1378’de Ciompi İsyanı, başka bir deyişle Yün İşçileri İsyanı toplumda büyük bir sarsıntı yarattı. Toplumun dörtte biri hiçbir lonca üyesi olmadığı için yönetime katılamayan, ağır sömürünün yanında vergi yükü altında ezilen işçilerden oluşuyordu. Evrensel bir şekilde burjuvazi kendiyle birlikte zıttını, işçi sınıfını yaratmıştı.
Bu olaya temkinli olmak için ilk işçi sınıfı devrimi demiyoruz, ancak Paris Komünü ve Ekim Devriminden nerdeyse 500 yıl önce gerçekleşmişti.
Bu olay tarihçilerimiz tarafından incelenmeyi ve tarihimize eklenmeyi hak ediyor. Çok kısaca o dönemde Floransa’da da çok katmanlı, çok yönlü bir sınıf mücadelesi olduğunu söyleyebiliriz. İşçiler ise henüz kendi programlarına sahip değiller, sömürüyü sonlandıracak şekilde fabrika ve bankaların toplumsallaşmasını talep etmiyorlar. Kendileri de bir örgüte sahip olsunlar, konsey seçimlerine temsilci gönderebilsinler ve ağır vergi yüklerinden arınsınlar gibi hak talepleriyle davranıyorlar.
İstekleri karşılanmayıp daha da burjuvazi tarafından ezilmeye kalkınca 22 Temmuz1378’de konseyi basıp iktidarı alıyorlar. İşçi iktidarı 6 hafta kadar sürüyor. Kendi talepleri doğrultusunda yasalar yapıp uyguluyorlar bu kısa süre içinde.

Burjuvazi kanla bastırıyor bu erken işçi iktidarını. Burjuvazinin de sınıf bilinci süreç içinde şekillenir. Bu olaydan sonra baskı ve yeri gelince isyan ettirmeyecek kadar hak vermeyi dengelemeyi öğreniyorlar. Sadece Floransa değil, bütün Avrupa burjuvazisi isyandan ders çıkartıyor.

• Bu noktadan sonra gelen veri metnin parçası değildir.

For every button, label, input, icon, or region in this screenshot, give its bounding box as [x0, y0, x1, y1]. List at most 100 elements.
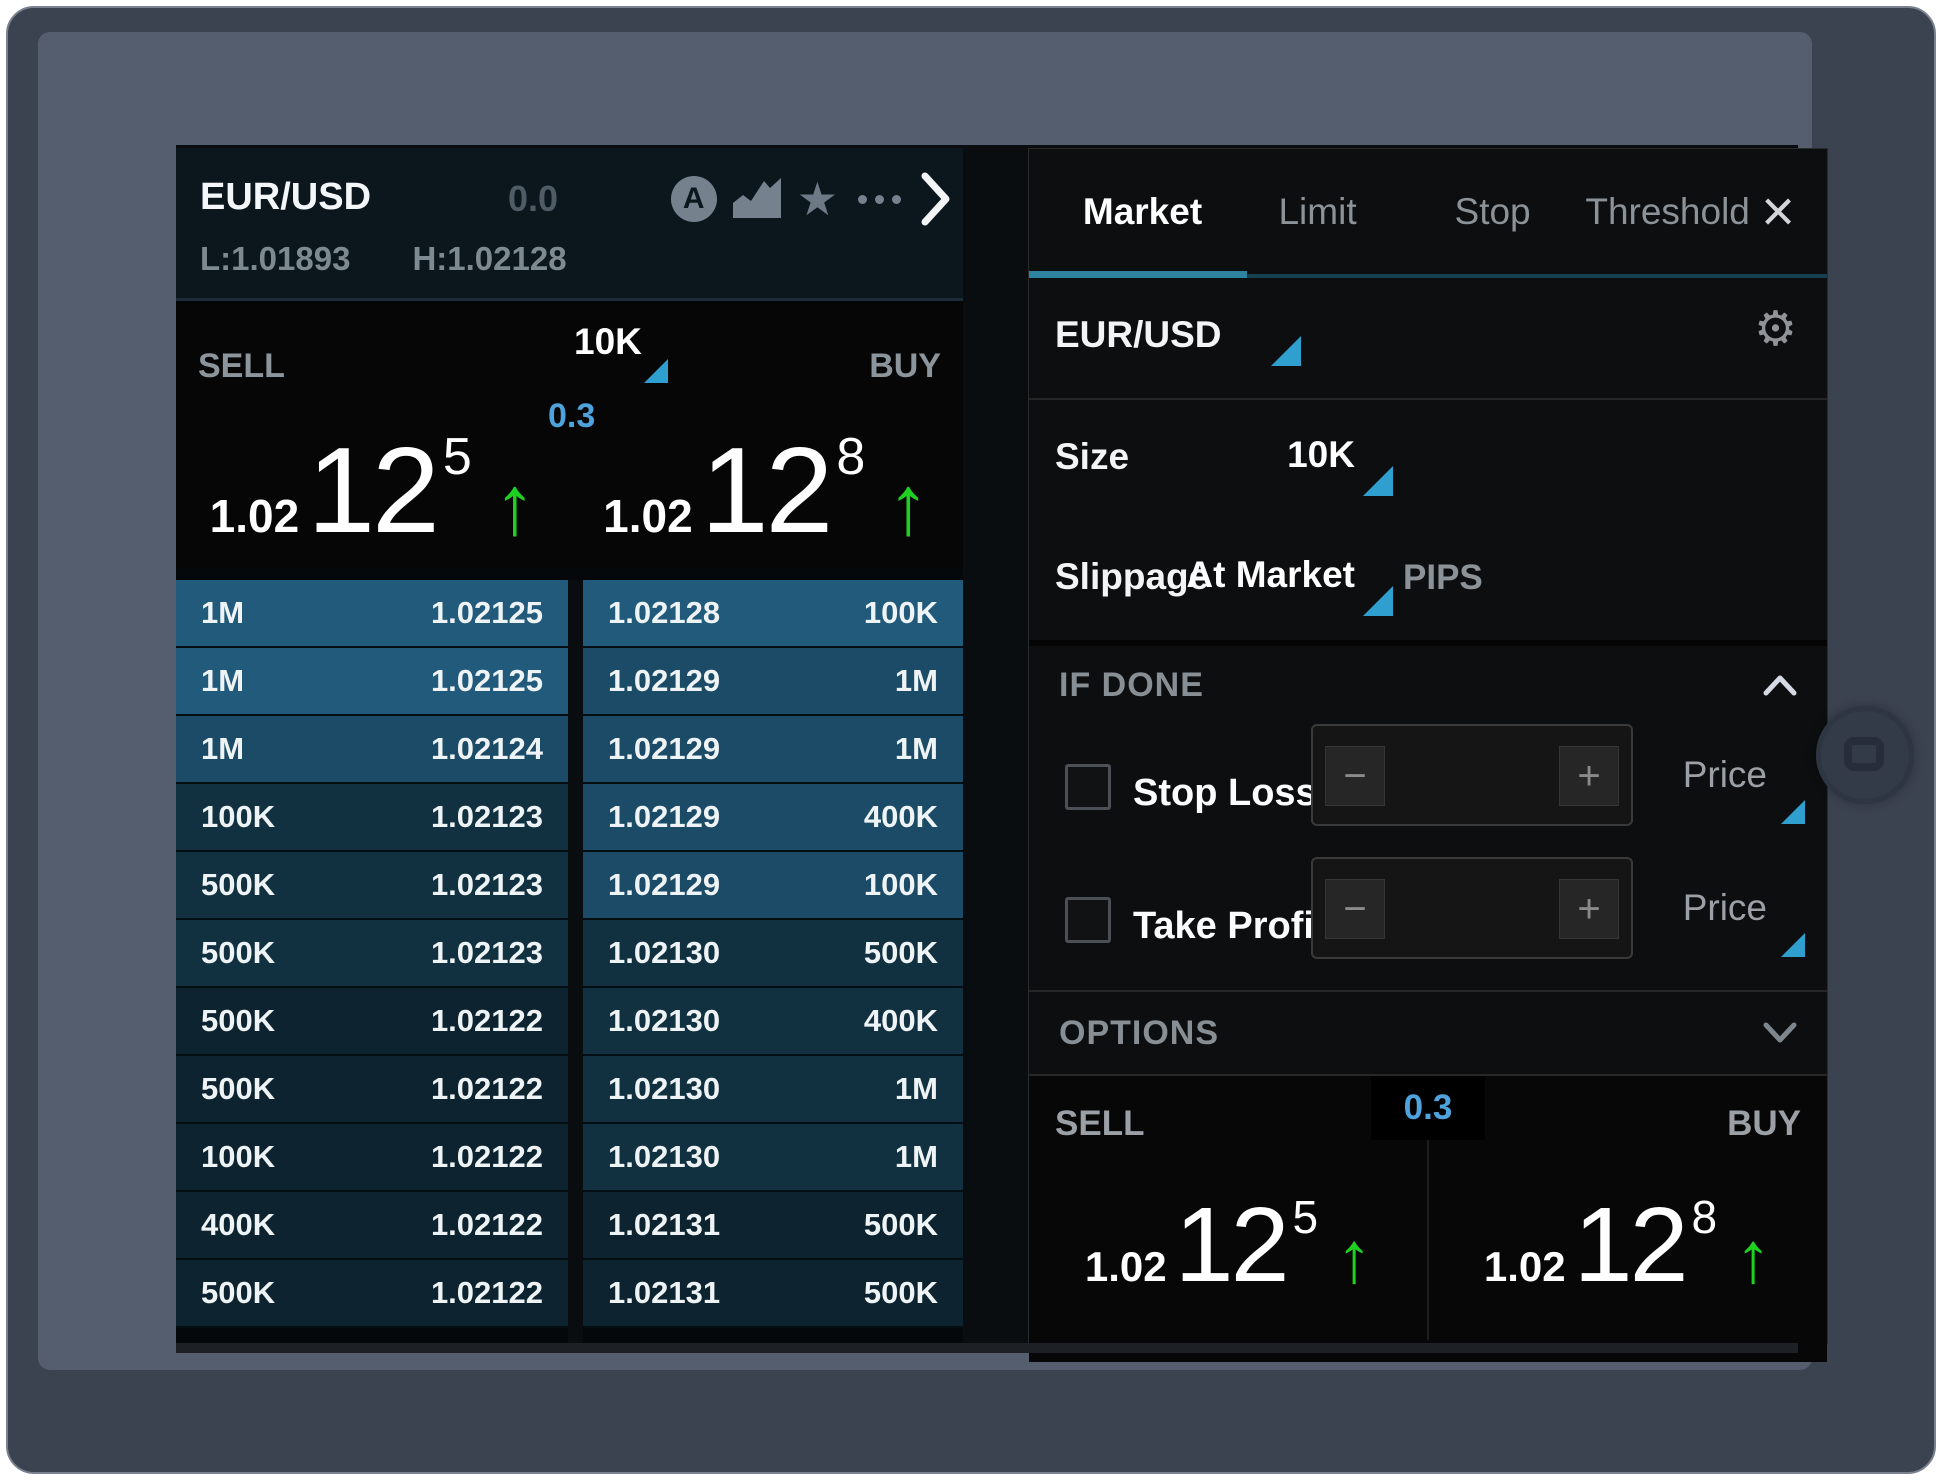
take-profit-stepper[interactable]: − + [1311, 857, 1633, 959]
buy-button[interactable]: 1.02 12 8 ↑ [603, 429, 929, 551]
ask-row[interactable]: 1.02131 500K [583, 1192, 963, 1260]
sell-price-pip: 5 [1293, 1194, 1319, 1240]
auto-badge-icon[interactable]: A [671, 176, 717, 222]
bid-row[interactable]: 400K 1.02122 [176, 1192, 568, 1260]
ask-row[interactable]: 1.02129 100K [583, 852, 963, 920]
take-profit-checkbox[interactable] [1065, 897, 1111, 943]
ask-row[interactable]: 1.02129 400K [583, 784, 963, 852]
ticket-symbol-selector[interactable]: EUR/USD [1055, 314, 1222, 356]
trade-size-selector[interactable]: 10K [574, 321, 642, 363]
ask-price: 1.02129 [608, 867, 720, 903]
bid-size: 500K [201, 1003, 275, 1039]
tab-market[interactable]: Market [1055, 191, 1230, 233]
chevron-up-icon[interactable] [1763, 674, 1797, 696]
top-quote-board: SELL BUY 10K 0.3 1.02 12 5 ↑ [176, 301, 963, 568]
chevron-down-icon[interactable] [1763, 1022, 1797, 1044]
ask-row[interactable]: 1.02130 1M [583, 1124, 963, 1192]
bid-row[interactable]: 500K 1.02122 [176, 1056, 568, 1124]
slippage-dropdown-triangle-icon[interactable] [1363, 586, 1393, 616]
bid-price: 1.02122 [431, 1275, 543, 1311]
gear-icon[interactable]: ⚙ [1754, 306, 1797, 354]
auto-badge-letter: A [683, 182, 705, 216]
size-dropdown-triangle-icon[interactable] [1363, 466, 1393, 496]
ask-ladder: 1.02128 100K 1.02129 1M 1.02129 1M 1.021… [583, 580, 963, 1344]
plus-button[interactable]: + [1559, 746, 1619, 806]
bid-price: 1.02123 [431, 799, 543, 835]
sell-price-pip: 5 [443, 431, 472, 483]
sell-price-prefix: 1.02 [210, 493, 300, 551]
bid-row[interactable]: 500K 1.02123 [176, 920, 568, 988]
tab-limit[interactable]: Limit [1230, 191, 1405, 233]
sell-button[interactable]: 1.02 12 5 ↑ [1085, 1192, 1372, 1298]
chevron-right-icon[interactable] [921, 172, 951, 226]
star-icon[interactable]: ★ [797, 176, 838, 222]
ask-row[interactable]: 1.02131 500K [583, 1260, 963, 1328]
buy-price-pip: 8 [1692, 1194, 1718, 1240]
buy-price-pip: 8 [836, 431, 865, 483]
bid-price: 1.02122 [431, 1139, 543, 1175]
bid-price: 1.02122 [431, 1003, 543, 1039]
up-arrow-icon: ↑ [887, 463, 929, 551]
ask-size: 500K [864, 1207, 938, 1243]
ask-price: 1.02128 [608, 595, 720, 631]
bid-price: 1.02123 [431, 867, 543, 903]
ask-row[interactable]: 1.02129 1M [583, 716, 963, 784]
take-profit-price-type[interactable]: Price [1683, 887, 1767, 929]
up-arrow-icon: ↑ [494, 463, 536, 551]
spread-badge: 0.3 [1371, 1076, 1485, 1140]
minus-button[interactable]: − [1325, 746, 1385, 806]
stop-loss-checkbox[interactable] [1065, 764, 1111, 810]
ask-price: 1.02131 [608, 1207, 720, 1243]
ask-price: 1.02129 [608, 799, 720, 835]
bid-row[interactable]: 500K 1.02122 [176, 988, 568, 1056]
ticket-symbol-row: EUR/USD ⚙ [1029, 278, 1827, 400]
tab-threshold[interactable]: Threshold [1580, 191, 1755, 233]
ask-row[interactable]: 1.02130 400K [583, 988, 963, 1056]
bid-row[interactable]: 1M 1.02125 [176, 648, 568, 716]
bid-row[interactable]: 500K 1.02122 [176, 1260, 568, 1328]
buy-button[interactable]: 1.02 12 8 ↑ [1484, 1192, 1771, 1298]
bid-size: 1M [201, 731, 244, 767]
size-dropdown-triangle-icon[interactable] [644, 359, 668, 383]
close-icon[interactable]: × [1755, 183, 1801, 241]
sell-half: 1.02 12 5 ↑ [1029, 1140, 1428, 1350]
sell-label: SELL [1055, 1104, 1144, 1144]
ask-price: 1.02131 [608, 1275, 720, 1311]
ask-size: 400K [864, 1003, 938, 1039]
bid-row[interactable]: 500K 1.02123 [176, 852, 568, 920]
size-value-selector[interactable]: 10K [1029, 434, 1355, 476]
ask-row[interactable]: 1.02130 500K [583, 920, 963, 988]
ask-price: 1.02130 [608, 1003, 720, 1039]
chart-icon[interactable] [733, 176, 781, 223]
plus-button[interactable]: + [1559, 879, 1619, 939]
price-dropdown-triangle-icon[interactable] [1781, 933, 1805, 957]
bid-row[interactable]: 100K 1.02123 [176, 784, 568, 852]
sell-button[interactable]: 1.02 12 5 ↑ [210, 429, 536, 551]
ask-row[interactable]: 1.02129 1M [583, 648, 963, 716]
app-bottom-strip [176, 1343, 1798, 1353]
sell-half: 1.02 12 5 ↑ [176, 411, 570, 568]
tablet-bezel: EUR/USD 0.0 A ★ [6, 6, 1936, 1474]
bid-row[interactable]: 1M 1.02125 [176, 580, 568, 648]
bid-price: 1.02125 [431, 595, 543, 631]
ticket-price-row: 1.02 12 5 ↑ 1.02 12 8 [1029, 1140, 1827, 1350]
home-button[interactable] [1816, 706, 1914, 804]
stop-loss-price-type[interactable]: Price [1683, 754, 1767, 796]
tab-stop[interactable]: Stop [1405, 191, 1580, 233]
bid-row[interactable]: 1M 1.02124 [176, 716, 568, 784]
buy-price-prefix: 1.02 [603, 493, 693, 551]
more-options-icon[interactable] [854, 195, 905, 204]
buy-label: BUY [869, 347, 941, 386]
ask-row[interactable]: 1.02130 1M [583, 1056, 963, 1124]
buy-label: BUY [1727, 1104, 1801, 1144]
bid-ladder: 1M 1.02125 1M 1.02125 1M 1.02124 100K [176, 580, 568, 1344]
buy-price-prefix: 1.02 [1484, 1246, 1566, 1298]
bid-row[interactable]: 100K 1.02122 [176, 1124, 568, 1192]
stop-loss-stepper[interactable]: − + [1311, 724, 1633, 826]
ask-size: 1M [895, 663, 938, 699]
minus-button[interactable]: − [1325, 879, 1385, 939]
price-dropdown-triangle-icon[interactable] [1781, 800, 1805, 824]
ask-row[interactable]: 1.02128 100K [583, 580, 963, 648]
slippage-value-selector[interactable]: At Market [1029, 554, 1355, 596]
symbol-dropdown-triangle-icon[interactable] [1271, 336, 1301, 366]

Cumhuriyete ne oluyor sonra? Çok ayrıntılı şekilde belgelenmiş bu olay ibret verici bir evrensellik barındırıyor. Cumhuriyeti devrimci bir şekilde kuran burjuvazi cumhuriyeti yıkıyor.
Bu gericileşmede iki unsur olduğunu görüyoruz. İşçi sınıfına duyduğu korku nedeniyle giderek genişleyen işçi sınıfını yönetimden uzak ve baskı altında tutuyor. İkincisi ise yağma ve sömürü ile ölçüsüzce zenginleşen bir azınlık cumhuriyeti yok edecek şekilde yönetimi eline geçiriyor. Artık Papalara ve krallara savaşları için kredi açarak büyük bir servete konan Medici ailesi tüm konsey üyelerini belirler hale geliyor.
650 yıl sonra Türkiye bu evrensel sürecin tipik bir örneği olarak karşımızda.
Emekçi sınıflar ise tekrar ve tekrar iktidarlarını arıyorlar, 6 hafta için değil, 3 ay değil, 70 yıl değil, sınıfsız bir toplum kurulana kadar iktidarlarını istiyorlar.